Senior Perspective: Rider cable changes cause chaos

As students and incoming freshmen start a new year on campus, Rider has once again tried to improve the standard of living for its residents. This time, the change included new digital channels that allowed televisions on campus to have high definition (HD) cable. Although Rider’s cable service provider, Comcast, made the decision to eliminate the old analog ways, for some students it came as a surprise.
There were people who thought Rider would be providing more assistance with the change. Now, I’m not sure what other students who received the email notifiying the campus of the change thought, but I thought that Rider would be providing the cables they insisted we needed for older televisions. Of course, by making that assumption I ended up hauling a chunky old television from my mom’s house here to find out that even our own OIT department recommended we go off campus to buy the wire, even given its “pricey-ness.”

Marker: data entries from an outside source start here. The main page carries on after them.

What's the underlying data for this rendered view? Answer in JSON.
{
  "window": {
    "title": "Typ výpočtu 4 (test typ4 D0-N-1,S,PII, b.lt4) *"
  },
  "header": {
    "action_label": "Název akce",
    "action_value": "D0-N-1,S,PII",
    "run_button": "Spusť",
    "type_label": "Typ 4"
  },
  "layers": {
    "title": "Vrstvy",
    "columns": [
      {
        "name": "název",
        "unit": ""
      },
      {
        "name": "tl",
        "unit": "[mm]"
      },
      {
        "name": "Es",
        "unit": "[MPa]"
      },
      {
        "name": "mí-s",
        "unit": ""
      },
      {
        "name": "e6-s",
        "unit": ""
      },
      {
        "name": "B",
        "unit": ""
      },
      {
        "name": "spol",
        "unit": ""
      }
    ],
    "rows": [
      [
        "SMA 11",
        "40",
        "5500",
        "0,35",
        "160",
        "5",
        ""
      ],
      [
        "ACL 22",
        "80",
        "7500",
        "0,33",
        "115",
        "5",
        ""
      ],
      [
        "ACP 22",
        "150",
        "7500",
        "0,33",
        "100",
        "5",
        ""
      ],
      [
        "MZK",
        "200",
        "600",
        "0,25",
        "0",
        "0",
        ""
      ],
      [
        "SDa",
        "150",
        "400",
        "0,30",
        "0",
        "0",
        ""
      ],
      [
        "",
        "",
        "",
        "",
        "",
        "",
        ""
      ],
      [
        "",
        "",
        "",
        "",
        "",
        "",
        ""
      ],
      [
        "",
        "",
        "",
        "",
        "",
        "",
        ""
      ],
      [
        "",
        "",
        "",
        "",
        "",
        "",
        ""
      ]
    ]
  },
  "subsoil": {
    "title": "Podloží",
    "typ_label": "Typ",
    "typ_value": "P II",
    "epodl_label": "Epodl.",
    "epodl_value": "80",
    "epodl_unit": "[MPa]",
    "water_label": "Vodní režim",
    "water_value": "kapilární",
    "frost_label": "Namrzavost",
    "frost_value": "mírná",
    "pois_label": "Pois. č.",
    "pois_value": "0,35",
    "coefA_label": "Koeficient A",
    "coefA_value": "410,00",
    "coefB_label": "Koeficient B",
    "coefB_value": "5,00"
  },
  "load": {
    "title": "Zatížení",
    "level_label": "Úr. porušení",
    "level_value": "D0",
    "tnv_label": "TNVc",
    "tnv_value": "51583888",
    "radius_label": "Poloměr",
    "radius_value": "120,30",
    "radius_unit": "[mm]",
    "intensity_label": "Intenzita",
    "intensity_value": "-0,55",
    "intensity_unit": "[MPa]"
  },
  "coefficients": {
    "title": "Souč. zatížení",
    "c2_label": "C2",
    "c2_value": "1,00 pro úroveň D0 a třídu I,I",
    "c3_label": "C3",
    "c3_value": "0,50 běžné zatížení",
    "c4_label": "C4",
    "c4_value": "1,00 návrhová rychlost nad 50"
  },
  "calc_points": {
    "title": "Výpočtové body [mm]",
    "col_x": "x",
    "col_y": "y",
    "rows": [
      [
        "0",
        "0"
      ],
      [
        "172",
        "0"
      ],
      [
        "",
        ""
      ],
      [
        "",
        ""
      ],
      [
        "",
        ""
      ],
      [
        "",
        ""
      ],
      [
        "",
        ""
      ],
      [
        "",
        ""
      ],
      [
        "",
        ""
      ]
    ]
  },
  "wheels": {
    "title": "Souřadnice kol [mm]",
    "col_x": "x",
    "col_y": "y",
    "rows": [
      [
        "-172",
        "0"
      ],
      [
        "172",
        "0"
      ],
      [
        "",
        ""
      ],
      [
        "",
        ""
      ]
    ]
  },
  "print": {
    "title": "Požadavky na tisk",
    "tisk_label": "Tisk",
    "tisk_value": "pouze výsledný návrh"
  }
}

It clearly states in the email, “If you have a standard non-digital or non-HD television that is cable ready, you will not be able to receive the cable channel lineup listed on the OIT Media Services website. All older TVs that are cable ready will not be capable of receiving cable TV service.” Unfortunately, Rider does not even give an oncampus option that can be affordable for students. Maybe offering a deal to buy or rent a cable box through the school or even sending an email suggesting affordable places to purchase a new TV, or an affiliation with somewhere like Best Buy or PC Richards would have helped students more.
For someone like me, who has been a resident at Rider for three years, the ultimate predicament was whether to invest in a cord for a television that will be of no use in six months, or invest in a new television that I will have no room to bring back home in six months. As a college student, my budget is tight and while it is great that Rider provided such a detailed email on which type of cord to buy and what options are available, many students needed to figure out where to buy a cord, which added hassle to the transition back to the dorm lifestyle.